A huge ominous looking, dilapidated hospital greets you at the entrance of what was the dreaded Union Carbide of India Limited plant in Bhopal. As you surreptitiously venture inside the sprawling 93-acre plot, red metal in various state of erosion coldly overlooks a neighbourhood, whose people still shiver when they recall that fateful night of December 2, 1984.
Nearly 41 tonnes of methyl isocyanate (MIC) and Phosgene gas, both noxious and lethal chemicals that are used as intermediates in the manufacture of fertilizer Sevin, leaked out after midnight on December 2 from an underground storage tank that had been installed at the Indian subsidiary of Union Carbide Corporation in Bhopal.
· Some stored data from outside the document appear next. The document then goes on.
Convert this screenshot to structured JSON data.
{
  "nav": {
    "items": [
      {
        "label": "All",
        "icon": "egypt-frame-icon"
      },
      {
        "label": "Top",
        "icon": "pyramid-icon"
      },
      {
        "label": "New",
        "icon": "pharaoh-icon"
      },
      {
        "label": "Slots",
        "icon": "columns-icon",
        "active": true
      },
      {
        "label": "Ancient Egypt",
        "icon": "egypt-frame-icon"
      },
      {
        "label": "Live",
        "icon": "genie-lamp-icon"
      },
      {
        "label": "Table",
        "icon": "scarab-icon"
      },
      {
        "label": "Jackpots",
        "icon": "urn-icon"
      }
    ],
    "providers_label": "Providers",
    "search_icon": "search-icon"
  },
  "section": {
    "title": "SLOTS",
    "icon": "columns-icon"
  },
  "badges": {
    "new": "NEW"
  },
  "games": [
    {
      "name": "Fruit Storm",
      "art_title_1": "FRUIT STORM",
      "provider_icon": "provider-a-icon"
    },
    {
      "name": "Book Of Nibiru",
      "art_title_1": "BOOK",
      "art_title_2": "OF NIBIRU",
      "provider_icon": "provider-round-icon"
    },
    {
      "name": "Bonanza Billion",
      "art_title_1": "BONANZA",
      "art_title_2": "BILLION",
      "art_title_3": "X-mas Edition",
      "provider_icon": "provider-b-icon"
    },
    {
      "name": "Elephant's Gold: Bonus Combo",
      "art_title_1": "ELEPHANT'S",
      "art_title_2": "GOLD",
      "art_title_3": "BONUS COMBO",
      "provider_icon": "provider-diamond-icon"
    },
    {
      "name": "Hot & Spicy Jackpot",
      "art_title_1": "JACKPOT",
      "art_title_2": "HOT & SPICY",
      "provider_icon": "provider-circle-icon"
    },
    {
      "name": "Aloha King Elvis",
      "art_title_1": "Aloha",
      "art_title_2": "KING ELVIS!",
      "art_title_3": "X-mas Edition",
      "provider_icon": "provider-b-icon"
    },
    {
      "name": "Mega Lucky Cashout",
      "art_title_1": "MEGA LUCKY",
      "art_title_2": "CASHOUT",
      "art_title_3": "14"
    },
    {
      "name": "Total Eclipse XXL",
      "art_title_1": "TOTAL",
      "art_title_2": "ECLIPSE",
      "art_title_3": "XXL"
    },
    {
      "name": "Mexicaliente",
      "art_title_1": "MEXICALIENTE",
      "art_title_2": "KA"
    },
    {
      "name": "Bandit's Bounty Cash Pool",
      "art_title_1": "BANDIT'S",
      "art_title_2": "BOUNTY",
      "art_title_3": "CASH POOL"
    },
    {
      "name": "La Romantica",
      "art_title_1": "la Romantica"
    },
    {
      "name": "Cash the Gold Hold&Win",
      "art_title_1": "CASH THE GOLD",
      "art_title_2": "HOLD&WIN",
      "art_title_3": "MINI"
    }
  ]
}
The leak lead to the largest industrial catastrophe in the world's history that killed some 15,274 (official figure as per a judicial review) and affected some 6 lakh --of Bhopal's total population of 9 lakh in 1984 of the town's populace who suffer from chronic joint pains, itchy skin, muscle weakness, poor eyesight, lung cancer to this day.
It was not just the MIC that wreaked havoc. Another poisonous chemical agent Phosgene also leaked into the air and spread fast as the winter winds blew across the plant and spread the gas fumes to other parts of Bhopal.
But why was only one man operating on this tower that maintains release of toxic gases in air? "Because the company had downsized its operations to cut costs," says he while refusing to come on record for this story. "The absence of four people from this tower was also part of UCC's cost-cutting exercise."
According to the tourist guide, when the gas leaked out from the underground storage tank, it formed a blanket almost three feet above the ground. Whatever was below this height remained unaffected. Most of the trees got charred because of the gases were charred above three feet, he says to stress his point.
"The workers were trained on how to act in case of leakage of Phosgene and MIC. The environment safety engineers had advised them to sleep on the ground in such a situation with their faces covered with moist handkerchiefs to avoid getting affected by both these gases.Those workers who did so survived while those who panicked and ran towards the gate to save their lives died."